Drinking in pregnancy guidance

Behind the Headlines

Wednesday March 26 2008

Pregnant woman holding glass wine

Only a minimal amount should be drunk and only after the first three months

Women should not drink any alcohol during pregnancy, newspapers report today. They say that the NHS standards “watchdog” has changed its advice for pregnant women, recommending they should drink no alcohol during the first three months of pregnancy, and if they choose to drink after this period, to have a maximum of two units once or twice a week.

During pregnancy, alcohol can pass freely from the placenta to the unborn baby and it is known that excess alcohol can harm the foetus. There is general agreement that women should not drink excessively during pregnancy. However, it is difficult to investigate the effects of alcohol on unborn children and it is therefore not clear what level of drinking is harmful to a pregnant woman and her baby. The publication of the new guidelines means that a pregnant woman will be told the new advice the first time she sees a doctor or nurse.

What are NICE guidelines?

The National Institute for Health and Clinical Excellence (NICE) is an independent organisation responsible for giving national guidance on the promotion of good health and the prevention and treatment of ill health. The guidelines are developed by groups of health professionals, scientists and others who may have relevant views, such as patients and carers. NICE looks at the available evidence on the best way of treating or managing a condition and makes recommendations based on this evidence. Doctors, nurses and other healthcare professionals in the NHS are expected to follow NICE’s clinical guidelines.

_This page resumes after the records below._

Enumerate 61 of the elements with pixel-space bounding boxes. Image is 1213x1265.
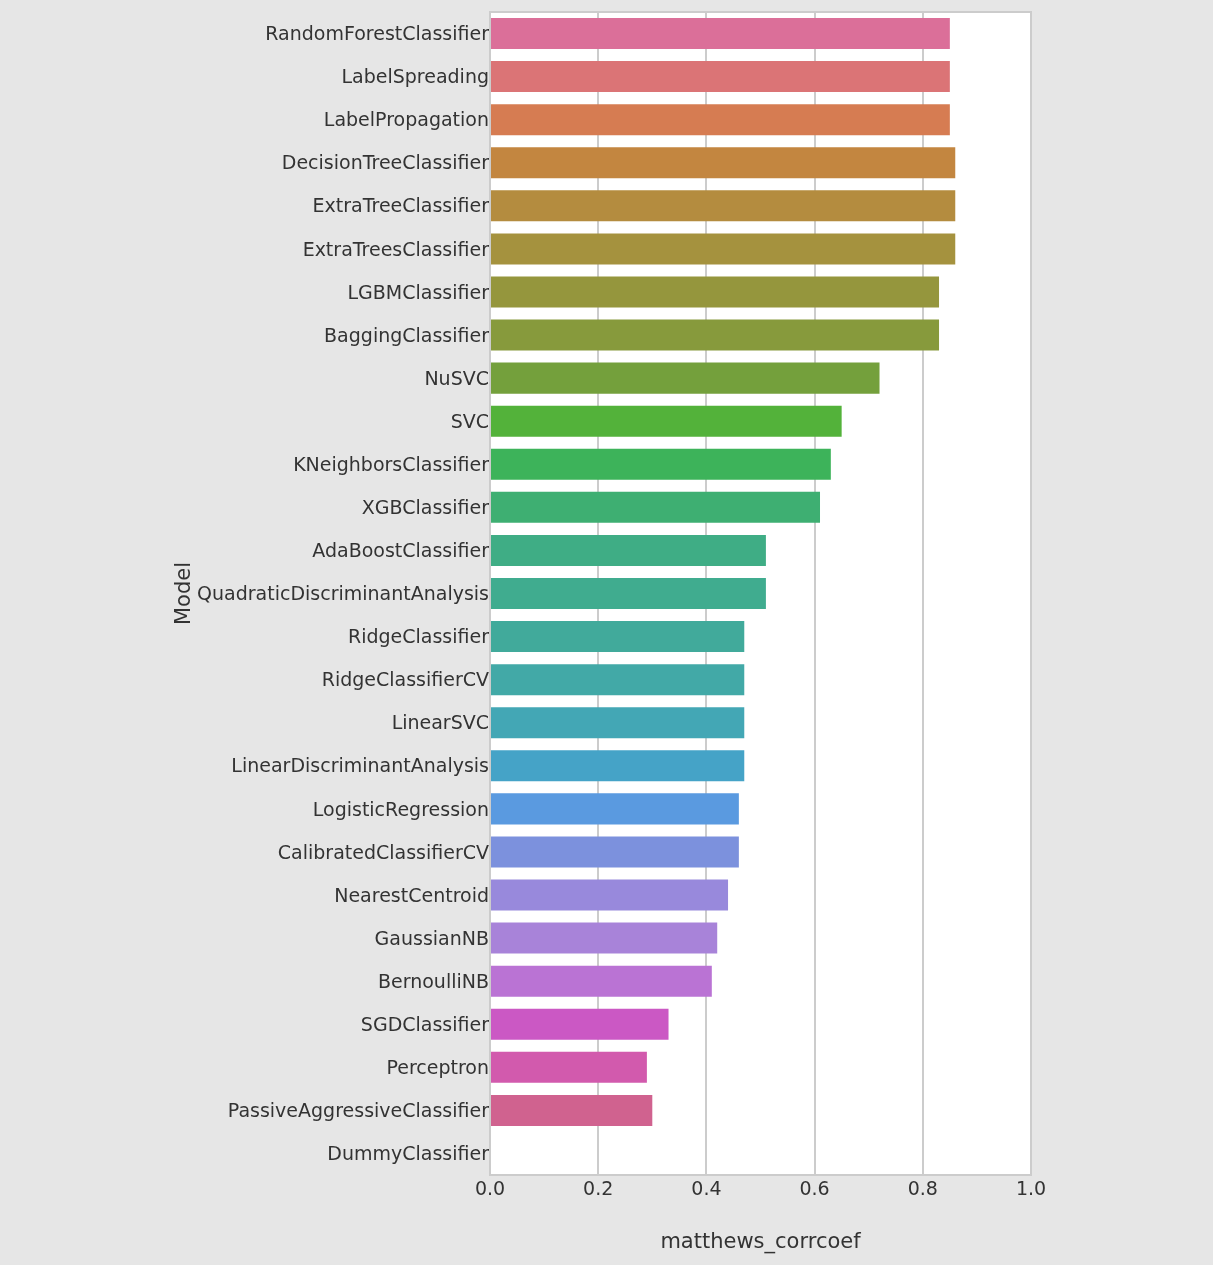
bar	[490, 534, 766, 566]
bar	[490, 1094, 653, 1126]
bar	[490, 621, 745, 653]
bar	[490, 879, 729, 911]
y-tick-label: QuadraticDiscriminantAnalysis	[197, 582, 489, 605]
y-tick-label: AdaBoostClassifier	[312, 539, 490, 562]
bar	[490, 18, 950, 50]
y-tick-label: LGBMClassifier	[347, 280, 490, 303]
y-tick-label: RidgeClassifier	[347, 625, 490, 648]
y-tick-label: DecisionTreeClassifier	[281, 151, 490, 174]
x-tick-label: 0.0	[474, 1177, 506, 1199]
y-tick-label: CalibratedClassifierCV	[277, 840, 489, 863]
x-tick-label: 0.4	[691, 1177, 722, 1199]
bar	[490, 233, 956, 265]
bar	[490, 750, 745, 782]
y-tick-label: RandomForestClassifier	[265, 22, 490, 45]
y-tick-label: XGBClassifier	[361, 496, 490, 518]
bar	[490, 1051, 647, 1083]
x-tick-label: 0.2	[583, 1177, 614, 1199]
bar	[490, 448, 831, 480]
bar	[490, 707, 745, 739]
bar	[490, 922, 718, 954]
bar	[490, 319, 940, 351]
y-tick-label: LogisticRegression	[312, 797, 489, 820]
y-axis-title: Model	[171, 561, 196, 626]
y-tick-label: LabelSpreading	[341, 65, 489, 88]
bar	[490, 965, 712, 997]
bar	[490, 362, 880, 394]
bar	[490, 147, 956, 179]
bar	[490, 664, 745, 696]
y-tick-label: NuSVC	[424, 366, 489, 389]
y-tick-label: BaggingClassifier	[324, 323, 490, 346]
bar	[490, 61, 950, 93]
bar	[490, 836, 739, 868]
y-tick-label: DummyClassifier	[327, 1142, 490, 1165]
x-tick-label: 0.8	[907, 1177, 938, 1199]
bar	[490, 1008, 669, 1040]
bar	[490, 405, 842, 437]
y-tick-label: BernoulliNB	[378, 969, 489, 992]
bar	[490, 190, 956, 222]
bar	[490, 577, 766, 610]
y-tick-label: KNeighborsClassifier	[293, 452, 490, 475]
x-axis-title: matthews_corrcoef	[660, 1229, 862, 1254]
x-tick-label: 0.6	[799, 1177, 830, 1199]
bar	[490, 276, 940, 308]
y-tick-label: GaussianNB	[374, 926, 489, 949]
y-tick-label: LinearDiscriminantAnalysis	[231, 754, 489, 777]
y-tick-label: NearestCentroid	[334, 883, 489, 906]
x-tick-label: 1.0	[1015, 1177, 1047, 1199]
bar	[490, 104, 950, 136]
y-tick-label: Perceptron	[386, 1055, 489, 1078]
y-tick-label: SVC	[450, 409, 489, 432]
y-tick-label: SGDClassifier	[360, 1012, 490, 1035]
y-tick-label: ExtraTreesClassifier	[302, 237, 490, 260]
bar	[490, 491, 821, 523]
y-tick-label: LabelPropagation	[323, 108, 489, 131]
y-tick-label: RidgeClassifierCV	[321, 668, 489, 691]
y-tick-label: LinearSVC	[391, 711, 489, 734]
y-tick-label: PassiveAggressiveClassifier	[227, 1099, 490, 1122]
y-tick-label: ExtraTreeClassifier	[312, 194, 490, 217]
bar	[490, 793, 739, 825]
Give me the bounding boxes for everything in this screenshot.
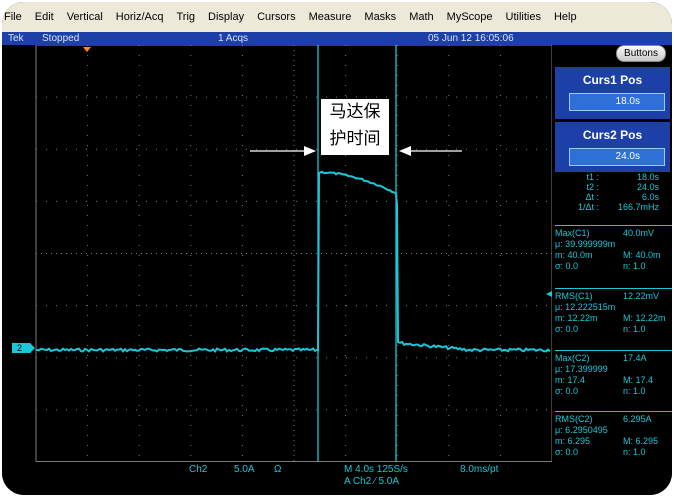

NICE has changed its recommendations about drinking alcohol during pregnancy as part of an update to its antenatal guidelines. This provides advice about all stages of pregnancy care, including screening, testing and check-ups.

What are the new guidelines for drinking during pregnancy?

NICE’s actual wording is as follows:

  • Pregnant women and women planning a pregnancy should be advised to avoid drinking alcohol in the first three months of pregnancy if possible because it may be associated with an increased risk of miscarriage.
  • If women choose to drink alcohol during pregnancy they should be advised to drink no more than one to two UK units once or twice a week (one unit equals half a pint of ordinary strength lager or beer, or one shot [25 ml] of spirits. One small [125 ml] glass of wine is equal to 1.5 UK units). Although there is uncertainty regarding a safe level of alcohol consumption in pregnancy, at this low level there is no evidence of harm to the unborn baby.
  • Women should be informed that getting drunk or binge drinking during pregnancy (defined as more than five standard drinks or 7.5 UK units on a single occasion) may be harmful to the unborn baby.

Who are they aimed at?

The guidelines are intended for use by clinicians and pregnant women. They state that advice about alcohol consumption should be given to pregnant women during their first contact with a healthcare professional.

Why have they changed?

The latest guidelines are an update of a document published in 2003. The revisions are based on the medical consensus of the review group.

What else do the guidelines say?

As well as information about drinking alcohol during pregnancy, the antenatal guidelines contain other updated advice for healthcare professionals, including:

  • At their first official check-up, pregnant women should be told the importance of keeping adequate vitamin D levels for their own and their baby’s health during pregnancy and while breast feeding. Women can be advised to take ten micrograms of vitamin D per day.
  • All pregnant women should be offered screening for sickle-cell diseases, thalassaemias and Down’s syndrome.
  • It is recommended that all women are screened for gestational diabetes.


Sir Muir Gray adds...

It is very unlikely that there is a lower threshold below which there is no risk of harm. The distribution of risks is usually continuous; that is, if a risk can be demonstrated at a high level of exposure there is almost always a risk at all levels of exposure. However, the demonstration of that risk is difficult.